Dan Thomas-Glass
Berkeley, California


Re Scott Seward's review of El-P's Fantastic Damage: Wow. Did El-P sleep with someone's girlfriend? To whoever is responsible for handing out records to the writers who review them: Thank you for not letting Seward come near anything my band Atmosphere released. I don't know if my mind is complex enough to understand what he's talking about, much less emotionally stable enough to endure the way he attacks the albums that he doesn't like.

Sean ("Slug") Daley
Minneapolis, Minnesota


When Geoffrey Gray interviewed me about his article "War of the Gardeners" (July 23), I told him then that I was not the "primary author" of Intro 206, the bill pending in City Council that would create an inclusive planning process for balancing the city's need for both community gardens and housing. And the bill, which was not accurately explained in the article, was not a "secretive" effort.

In the aftermath of Giuliani's 1999 threat to auction off over 100 community gardens, a diverse group of greening groups, which did not include the Municipal Art Society, gathered to draft legislation to ensure more community input into the future of garden sites and to create a mechanism to preserve many gardens permanently. The MAS was invited into this coalition in 2000 and was an ardent advocate of the bill then and again when it was reintroduced recently as Intro 206 in a slightly modified but substantively consistent form.

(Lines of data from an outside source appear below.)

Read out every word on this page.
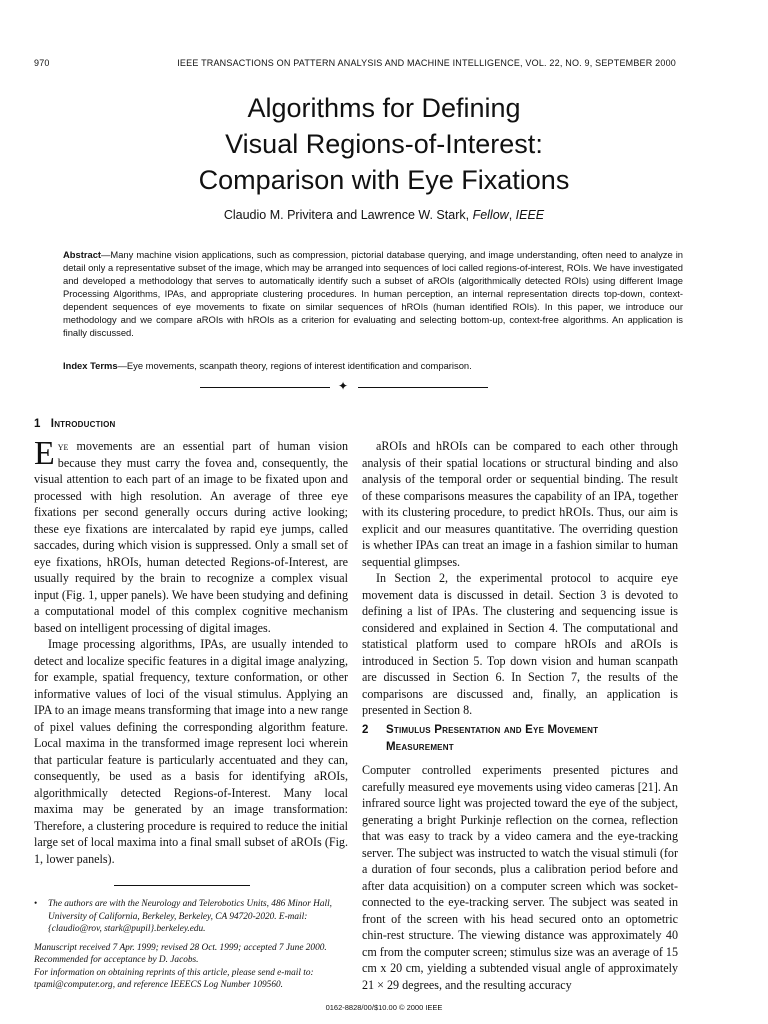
970	IEEE TRANSACTIONS ON PATTERN ANALYSIS AND MACHINE INTELLIGENCE, VOL. 22, NO. 9, SEPTEMBER 2000
Algorithms for Defining
Visual Regions-of-Interest:
Comparison with Eye Fixations
Claudio M. Privitera and Lawrence W. Stark, Fellow, IEEE
Abstract—Many machine vision applications, such as compression, pictorial database querying, and image understanding, often need to analyze in detail only a representative subset of the image, which may be arranged into sequences of loci called regions-of-interest, ROIs. We have investigated and developed a methodology that serves to automatically identify such a subset of aROIs (algorithmically detected ROIs) using different Image Processing Algorithms, IPAs, and appropriate clustering procedures. In human perception, an internal representation directs top-down, context-dependent sequences of eye movements to fixate on similar sequences of hROIs (human identified ROIs). In this paper, we introduce our methodology and we compare aROIs with hROIs as a criterion for evaluating and selecting bottom-up, context-free algorithms. An application is finally discussed.
Index Terms—Eye movements, scanpath theory, regions of interest identification and comparison.
✦
1 Introduction

Eye movements are an essential part of human vision because they must carry the fovea and, consequently, the visual attention to each part of an image to be fixated upon and processed with high resolution. An average of three eye fixations per second generally occurs during active looking; these eye fixations are intercalated by rapid eye jumps, called saccades, during which vision is suppressed. Only a small set of eye fixations, hROIs, human detected Regions-of-Interest, are usually required by the brain to recognize a complex visual input (Fig. 1, upper panels). We have been studying and defining a computational model of this complex cognitive mechanism based on intelligent processing of digital images.

Image processing algorithms, IPAs, are usually intended to detect and localize specific features in a digital image analyzing, for example, spatial frequency, texture conformation, or other informative values of loci of the visual stimulus. Applying an IPA to an image means transforming that image into a new range of pixel values defining the corresponding algorithm feature. Local maxima in the transformed image represent loci wherein that particular feature is particularly accentuated and they can, consequently, be used as a basis for identifying aROIs, algorithmically detected Regions-of-Interest. Many local maxima may be generated by an image transformation: Therefore, a clustering procedure is required to reduce the initial large set of local maxima into a final small subset of aROIs (Fig. 1, lower panels).

aROIs and hROIs can be compared to each other through analysis of their spatial locations or structural binding and also analysis of the temporal order or sequential binding. The result of these comparisons measures the capability of an IPA, together with its clustering procedure, to predict hROIs. Thus, our aim is explicit and our measures quantitative. The overriding question is whether IPAs can treat an image in a fashion similar to human sequential glimpses.

In Section 2, the experimental protocol to acquire eye movement data is discussed in detail. Section 3 is devoted to defining a list of IPAs. The clustering and sequencing issue is considered and explained in Section 4. The computational and statistical platform used to compare hROIs and aROIs is introduced in Section 5. Top down vision and human scanpath are discussed in Section 6. In Section 7, the results of the comparisons are discussed and, finally, an application is presented in Section 8.

2 Stimulus Presentation and Eye Movement
Measurement

Computer controlled experiments presented pictures and carefully measured eye movements using video cameras [21]. An infrared source light was projected toward the eye of the subject, generating a bright Purkinje reflection on the cornea, reflection that was easy to track by a video camera and the eye-tracking server. The subject was instructed to watch the visual stimuli (for a duration of four seconds, plus a calibration period before and after data acquisition) on a computer screen which was socket-connected to the eye-tracking server. The subject was seated in front of the screen with his head secured onto an optometric chin-rest structure. The viewing distance was approximately 40 cm from the computer screen; stimulus size was an average of 15 cm x 20 cm, yielding a subtended visual angle of approximately 21 × 29 degrees, and the resulting accuracy

• The authors are with the Neurology and Telerobotics Units, 486 Minor Hall, University of California, Berkeley, Berkeley, CA 94720-2020. E-mail: {claudio@rov, stark@pupil}.berkeley.edu.

Manuscript received 7 Apr. 1999; revised 28 Oct. 1999; accepted 7 June 2000. Recommended for acceptance by D. Jacobs.

For information on obtaining reprints of this article, please send e-mail to: tpami@computer.org, and reference IEEECS Log Number 109560.

0162-8828/00/$10.00 © 2000 IEEE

More Gardens, which claims to have been excluded from the legislative drafting, was invited to participate in 1999 but ultimately withdrew because the coalition's bill did not guarantee that every community garden would be preserved. More Gardens' decision to split with the coalition for philosophical reasons was perfectly legitimate, but it is disingenuous for them to claim that the bill was done secretively simply because they disagreed with its approach and removed themselves from the coalition.

Holly M. Leicht,
Director of Design,
Planning & Advocacy
Municipal Art Society


Wayne Barrett's ironic reference to Giuliani and McCain as "two national war heroes" ("The Reflective Rudy," July 23) is representative of the inconsistency between the mass adulation Giuliani has received and his actual job performance. Is he being deified because he was at Ground Zero and then shed tears at the funerals of firefighters and police officers? Isn't that what he was paid to do? Is it because he told the city and the country that New Yorkers were stronger than any terrorist attack? With an army of police to protect him, he reminds me of Roosevelt telling us we have nothing to fear but fear itself.

During his tenure I complained in vain when I choked on the stench of garbage on Burnside Avenue and again when a local disc jockey played music so loud I had to shut the door to talk to my family. My son had to attend private school because the local schools are a failure.

This illustrates beautifully what H.L. Mencken once said: "No one ever went broke underestimating the intelligence of the American people."

Nathan F. Weiner


As a woman who had an abortion in my fifth month of pregnancy I read with disdain Jennifer Block's article on second-trimester abortions ("Emergency Landing," July 9). In my personal experience, I was coaxed by someone to abort my child. Contrary to the idea of free choice, I believe many women abort because of outside pressures.

Block can call the founder of Haven Coalition "the patron saint of abortion access," but many of us who had abortions believe we were deceived and not properly prepared for the possible physical, spiritual, and psychological consequences. As I interpret the July 9 cover, Dorothy is living a nightmare in Oz—I think that sums up abortion for a great number of women.

Theresa Bonopartis
Harrison, New York


The commotion caused by Amy Phillips' review of Sonic Youth's Murray Street ("Sonic Euthanasia," July 16) is funny. The article appeared so inarticulate, poorly written, and cute, I assumed it was a bad inside joke. After reading the letters it attracted and re-reading the review, I still believe this. There's no way Phillips could have written a line like "The noisy parts aren't noisy enough and the pretty parts aren't pretty enough" with a straight face. If I am correct in my assumption, I salute her for pulling the best prank I've encountered in a long time.

Tony Rettman
Trenton, New Jersey


In "Summer of Love" (July 9), Judith Levine states that her erotic awakening to a camp counselor (in 1967) would not be viewed as innocent today. True, because today's Western societies have decided to protect the minority of weak and vulnerable people at the cost of denying the majority of resilient, aware people the kind of experiences which enable them to grow as human beings. Some may call it political correctness, but I call it appropriate care in a civilized society.

Maclean J. Storer


Thank you for Judith Levine's article. I knew she had to have some positive early "sexual" experiences for her to be as open-minded about sexuality as she is in her book Harmful to Minors: The Perils of Protecting Children From Sex. This article should be read by all people, especially those who cry "molestation" or "rape" every time sex between an adult and a minor is mentioned.